Object permanence is often related to the idea of “out of site, out of mind.” This can relate to food left in the crisper, forgetting to take medication that is not visible and unfortunately sometimes it can relate to the people in our lives. It is not as though someone with ADHD actually forgets you exists, they may not realize how long the passage of time has occurred from the last time they had contact with you (Braico & Moore, 2022). When checking in with your neurodiverse loved one, here are some ways that you can manage your own expectations and protect yourself against taking it personally:
- Ask if you are unsure, asking with curiosity instead of assuming with judgement. - Naming your expectations & asking if they feel able to provide this to you. - Assuming positive intentions. - Choosing to love yourself when experiencing disappointments. - Finding your own supports to discuss frustrations and concerns.

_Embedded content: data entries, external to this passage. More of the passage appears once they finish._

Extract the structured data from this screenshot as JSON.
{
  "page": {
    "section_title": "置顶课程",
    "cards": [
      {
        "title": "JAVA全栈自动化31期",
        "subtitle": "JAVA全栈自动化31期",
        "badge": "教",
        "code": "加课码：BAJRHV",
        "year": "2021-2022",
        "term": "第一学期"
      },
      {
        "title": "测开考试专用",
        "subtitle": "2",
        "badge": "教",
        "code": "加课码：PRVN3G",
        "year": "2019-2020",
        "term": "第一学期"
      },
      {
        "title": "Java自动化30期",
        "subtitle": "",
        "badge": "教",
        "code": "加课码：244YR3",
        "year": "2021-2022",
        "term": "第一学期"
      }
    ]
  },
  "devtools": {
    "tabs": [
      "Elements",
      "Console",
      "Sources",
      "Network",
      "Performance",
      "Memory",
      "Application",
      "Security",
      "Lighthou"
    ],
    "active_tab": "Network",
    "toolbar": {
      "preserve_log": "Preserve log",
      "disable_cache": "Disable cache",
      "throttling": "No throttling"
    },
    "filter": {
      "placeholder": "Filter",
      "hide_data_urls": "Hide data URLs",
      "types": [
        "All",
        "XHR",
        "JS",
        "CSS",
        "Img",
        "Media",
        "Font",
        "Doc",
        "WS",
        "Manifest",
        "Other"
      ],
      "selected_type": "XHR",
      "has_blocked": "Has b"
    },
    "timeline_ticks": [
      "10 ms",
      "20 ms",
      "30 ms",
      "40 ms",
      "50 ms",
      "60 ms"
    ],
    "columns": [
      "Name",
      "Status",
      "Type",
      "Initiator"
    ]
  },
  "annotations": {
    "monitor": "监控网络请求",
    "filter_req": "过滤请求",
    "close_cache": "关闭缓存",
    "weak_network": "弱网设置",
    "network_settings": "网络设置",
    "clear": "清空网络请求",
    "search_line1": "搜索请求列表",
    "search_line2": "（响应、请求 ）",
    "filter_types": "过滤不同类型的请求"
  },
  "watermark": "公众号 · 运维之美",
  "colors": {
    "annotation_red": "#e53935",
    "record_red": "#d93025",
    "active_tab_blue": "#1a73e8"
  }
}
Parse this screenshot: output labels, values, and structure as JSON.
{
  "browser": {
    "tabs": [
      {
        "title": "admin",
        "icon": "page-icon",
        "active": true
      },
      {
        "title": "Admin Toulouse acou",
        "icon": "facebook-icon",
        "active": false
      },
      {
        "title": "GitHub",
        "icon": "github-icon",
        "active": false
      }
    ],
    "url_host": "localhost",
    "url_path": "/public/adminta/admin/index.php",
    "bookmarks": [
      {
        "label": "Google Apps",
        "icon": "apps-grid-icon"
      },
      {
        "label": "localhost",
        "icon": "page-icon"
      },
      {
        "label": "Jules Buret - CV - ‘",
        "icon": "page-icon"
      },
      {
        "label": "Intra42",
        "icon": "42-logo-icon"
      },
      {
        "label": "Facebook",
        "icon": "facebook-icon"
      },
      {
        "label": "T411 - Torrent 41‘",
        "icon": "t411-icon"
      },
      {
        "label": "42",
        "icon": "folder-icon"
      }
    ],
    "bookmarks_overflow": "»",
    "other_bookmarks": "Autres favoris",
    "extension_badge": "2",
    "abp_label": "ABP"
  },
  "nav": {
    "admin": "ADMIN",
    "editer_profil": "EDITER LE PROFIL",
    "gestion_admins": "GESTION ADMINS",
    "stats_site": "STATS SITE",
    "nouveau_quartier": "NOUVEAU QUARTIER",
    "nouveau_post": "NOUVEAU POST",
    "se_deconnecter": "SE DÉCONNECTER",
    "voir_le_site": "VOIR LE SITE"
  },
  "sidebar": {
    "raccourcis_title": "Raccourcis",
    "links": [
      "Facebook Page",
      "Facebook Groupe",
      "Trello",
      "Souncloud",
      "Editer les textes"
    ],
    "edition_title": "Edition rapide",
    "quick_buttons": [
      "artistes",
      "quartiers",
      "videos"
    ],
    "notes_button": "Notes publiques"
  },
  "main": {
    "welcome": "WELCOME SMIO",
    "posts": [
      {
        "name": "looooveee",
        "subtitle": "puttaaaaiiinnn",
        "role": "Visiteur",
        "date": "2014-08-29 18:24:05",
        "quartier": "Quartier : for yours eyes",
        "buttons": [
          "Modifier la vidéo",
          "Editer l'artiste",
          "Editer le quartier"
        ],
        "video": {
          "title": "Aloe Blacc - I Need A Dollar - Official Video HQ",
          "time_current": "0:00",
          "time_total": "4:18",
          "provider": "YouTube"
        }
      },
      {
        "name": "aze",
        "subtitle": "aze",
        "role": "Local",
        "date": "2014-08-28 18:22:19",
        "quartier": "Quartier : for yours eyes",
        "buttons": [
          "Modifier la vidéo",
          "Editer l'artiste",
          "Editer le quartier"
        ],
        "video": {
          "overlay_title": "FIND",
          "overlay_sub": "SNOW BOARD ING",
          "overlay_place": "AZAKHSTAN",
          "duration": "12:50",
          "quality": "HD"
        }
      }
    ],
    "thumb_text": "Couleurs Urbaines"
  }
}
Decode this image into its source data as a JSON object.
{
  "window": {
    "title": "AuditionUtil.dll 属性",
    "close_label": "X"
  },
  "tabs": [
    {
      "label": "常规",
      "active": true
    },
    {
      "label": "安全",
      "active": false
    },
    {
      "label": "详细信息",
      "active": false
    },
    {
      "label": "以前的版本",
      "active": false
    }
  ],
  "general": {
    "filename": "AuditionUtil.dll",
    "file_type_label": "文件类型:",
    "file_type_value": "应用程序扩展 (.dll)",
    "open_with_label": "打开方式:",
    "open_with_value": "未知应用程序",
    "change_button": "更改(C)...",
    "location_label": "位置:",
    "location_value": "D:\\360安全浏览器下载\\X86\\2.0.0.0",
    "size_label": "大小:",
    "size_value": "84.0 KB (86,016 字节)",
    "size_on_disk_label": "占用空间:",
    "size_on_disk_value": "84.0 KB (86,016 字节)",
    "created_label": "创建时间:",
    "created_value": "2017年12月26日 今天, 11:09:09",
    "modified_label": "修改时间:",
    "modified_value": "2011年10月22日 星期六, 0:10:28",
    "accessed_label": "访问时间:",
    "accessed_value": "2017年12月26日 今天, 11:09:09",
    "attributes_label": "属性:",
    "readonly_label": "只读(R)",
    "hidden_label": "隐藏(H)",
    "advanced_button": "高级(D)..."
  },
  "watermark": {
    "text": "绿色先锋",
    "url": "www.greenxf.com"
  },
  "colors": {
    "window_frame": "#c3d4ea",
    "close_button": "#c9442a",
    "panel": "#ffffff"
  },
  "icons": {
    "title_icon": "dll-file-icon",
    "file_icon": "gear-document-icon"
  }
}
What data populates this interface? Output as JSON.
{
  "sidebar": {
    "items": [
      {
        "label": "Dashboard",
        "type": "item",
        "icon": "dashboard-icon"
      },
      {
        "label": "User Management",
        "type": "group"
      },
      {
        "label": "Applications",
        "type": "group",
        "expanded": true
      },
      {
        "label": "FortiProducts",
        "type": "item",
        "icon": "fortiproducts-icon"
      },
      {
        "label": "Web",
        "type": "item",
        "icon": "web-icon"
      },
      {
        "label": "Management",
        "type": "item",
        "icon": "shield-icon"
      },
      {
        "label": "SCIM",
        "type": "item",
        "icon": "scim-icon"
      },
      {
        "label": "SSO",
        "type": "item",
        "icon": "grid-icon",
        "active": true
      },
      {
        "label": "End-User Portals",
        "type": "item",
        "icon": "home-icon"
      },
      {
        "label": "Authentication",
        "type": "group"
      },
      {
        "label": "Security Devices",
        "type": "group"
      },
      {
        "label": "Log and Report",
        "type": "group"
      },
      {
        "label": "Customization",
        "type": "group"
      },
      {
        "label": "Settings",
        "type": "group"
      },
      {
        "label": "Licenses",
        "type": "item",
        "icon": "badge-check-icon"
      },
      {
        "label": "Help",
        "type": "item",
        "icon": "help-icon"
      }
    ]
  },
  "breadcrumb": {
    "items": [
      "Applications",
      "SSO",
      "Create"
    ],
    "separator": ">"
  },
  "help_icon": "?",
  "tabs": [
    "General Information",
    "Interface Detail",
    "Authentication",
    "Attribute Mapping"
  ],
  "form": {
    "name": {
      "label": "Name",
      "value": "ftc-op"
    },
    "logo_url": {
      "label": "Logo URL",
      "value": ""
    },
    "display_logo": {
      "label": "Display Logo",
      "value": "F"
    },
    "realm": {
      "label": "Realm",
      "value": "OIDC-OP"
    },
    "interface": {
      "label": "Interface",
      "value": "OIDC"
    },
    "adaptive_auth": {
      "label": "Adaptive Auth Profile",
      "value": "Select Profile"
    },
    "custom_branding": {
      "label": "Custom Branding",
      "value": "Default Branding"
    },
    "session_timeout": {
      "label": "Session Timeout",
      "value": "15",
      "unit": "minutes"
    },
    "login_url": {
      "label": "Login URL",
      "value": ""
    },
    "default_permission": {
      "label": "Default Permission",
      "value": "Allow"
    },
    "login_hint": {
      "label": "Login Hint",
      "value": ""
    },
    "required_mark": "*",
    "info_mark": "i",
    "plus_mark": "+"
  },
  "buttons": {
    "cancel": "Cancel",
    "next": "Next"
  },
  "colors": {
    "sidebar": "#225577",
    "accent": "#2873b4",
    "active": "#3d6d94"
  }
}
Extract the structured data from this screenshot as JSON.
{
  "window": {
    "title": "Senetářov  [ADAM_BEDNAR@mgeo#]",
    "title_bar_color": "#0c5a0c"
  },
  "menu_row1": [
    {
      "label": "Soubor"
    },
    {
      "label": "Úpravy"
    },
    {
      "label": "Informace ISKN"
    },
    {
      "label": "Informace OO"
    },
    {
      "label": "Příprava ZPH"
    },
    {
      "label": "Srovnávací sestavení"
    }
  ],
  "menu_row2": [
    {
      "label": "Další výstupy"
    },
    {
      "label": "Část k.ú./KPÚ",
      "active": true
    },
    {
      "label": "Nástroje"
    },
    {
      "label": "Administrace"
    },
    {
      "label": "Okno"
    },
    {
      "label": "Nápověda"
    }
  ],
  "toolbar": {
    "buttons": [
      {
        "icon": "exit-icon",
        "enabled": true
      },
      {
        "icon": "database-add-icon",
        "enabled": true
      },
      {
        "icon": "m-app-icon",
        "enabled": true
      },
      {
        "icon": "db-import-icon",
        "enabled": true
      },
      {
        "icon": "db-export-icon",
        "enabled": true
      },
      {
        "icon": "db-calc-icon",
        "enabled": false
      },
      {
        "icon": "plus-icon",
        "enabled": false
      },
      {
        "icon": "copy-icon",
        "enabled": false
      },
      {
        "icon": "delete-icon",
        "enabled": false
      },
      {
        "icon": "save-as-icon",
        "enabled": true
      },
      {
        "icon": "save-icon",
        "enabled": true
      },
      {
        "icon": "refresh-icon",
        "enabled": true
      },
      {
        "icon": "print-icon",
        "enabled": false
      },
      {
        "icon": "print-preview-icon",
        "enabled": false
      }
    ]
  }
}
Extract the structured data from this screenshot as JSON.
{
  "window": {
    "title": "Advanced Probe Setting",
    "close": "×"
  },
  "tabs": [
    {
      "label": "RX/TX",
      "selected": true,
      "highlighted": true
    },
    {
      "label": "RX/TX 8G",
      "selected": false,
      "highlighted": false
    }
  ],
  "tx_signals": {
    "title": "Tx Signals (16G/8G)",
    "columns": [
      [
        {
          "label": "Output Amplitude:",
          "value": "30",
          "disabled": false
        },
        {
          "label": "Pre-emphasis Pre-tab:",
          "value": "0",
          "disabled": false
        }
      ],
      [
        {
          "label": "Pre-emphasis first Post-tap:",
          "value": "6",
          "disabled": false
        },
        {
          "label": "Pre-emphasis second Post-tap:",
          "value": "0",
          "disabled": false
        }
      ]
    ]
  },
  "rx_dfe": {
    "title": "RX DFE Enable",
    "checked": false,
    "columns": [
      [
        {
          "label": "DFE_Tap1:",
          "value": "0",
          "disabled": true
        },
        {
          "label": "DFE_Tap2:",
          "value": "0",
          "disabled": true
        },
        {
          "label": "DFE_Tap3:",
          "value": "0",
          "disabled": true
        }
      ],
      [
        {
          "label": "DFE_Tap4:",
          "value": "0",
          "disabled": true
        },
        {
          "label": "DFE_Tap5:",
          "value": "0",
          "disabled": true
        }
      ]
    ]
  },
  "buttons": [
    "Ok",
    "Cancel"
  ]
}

Overall if we assume that everyone is trying their best to show up to their lives and loved
ones to the best of their current abilities it can give some separation between someone’s actions and your own self-worth. It can be frustrating and challenging dealing with forgetfulness, hyper fixations, and the ever-changing dreams of a neurodiverse person. These things are also frustrating to them, people grow out of love and support, leaning into this and managing feelings of shame and blame can improve how you connect with your ADHD loved one.
References:
Beaton, D. M., Sirois, F., & Milne, E. (2022, February 18). Experiences of criticism in adults
with ADHD: A qualitative study. PloS one.
https://www.ncbi.nlm.nih.gov/pmc/articles/PMC8856522/
Braico,J., & Moore, C. (2022, March 15) Medically reviewed by Jeffrey Ditzell, DO . How
ADHD affects object permanence and what it means for relationships. Healthgrades.
https://www.healthgrades.com/right-care/adhd/adhd-object-permanence
Crawford, N. (2003, February). ADHD: A Women’s issue. Monitor on Psychology.
https://www.apa.org/monitor/feb03/adhd
Espinet, S. D., Graziosi, G., Toplak, M. E., Hesson, J., & Minhas, P. (2022, August 8). A
review of Canadian diagnosed ADHD prevalence and incidence estimates published in the past decade. Brain sciences. https://www.ncbi.nlm.nih.gov/pmc/articles/PMC9406225/
Holland, K. (2019, June 15). Red Hair, Blue Eyes: How Common is the genetic
combination?. Healthline. https://www.healthline.com/health/red-hair-blue-eyes#other-insights
Moore, D. (2022, December 29). U.S. population estimated at 334,233,854 on Jan. 1,
2023. Census.gov. https://www.census.gov/library/stories/2022/12/happy-new-year-
2023.html#:~:text=The%20projected%20world%20population%20on,expected%20worldwide%20every%201%20second.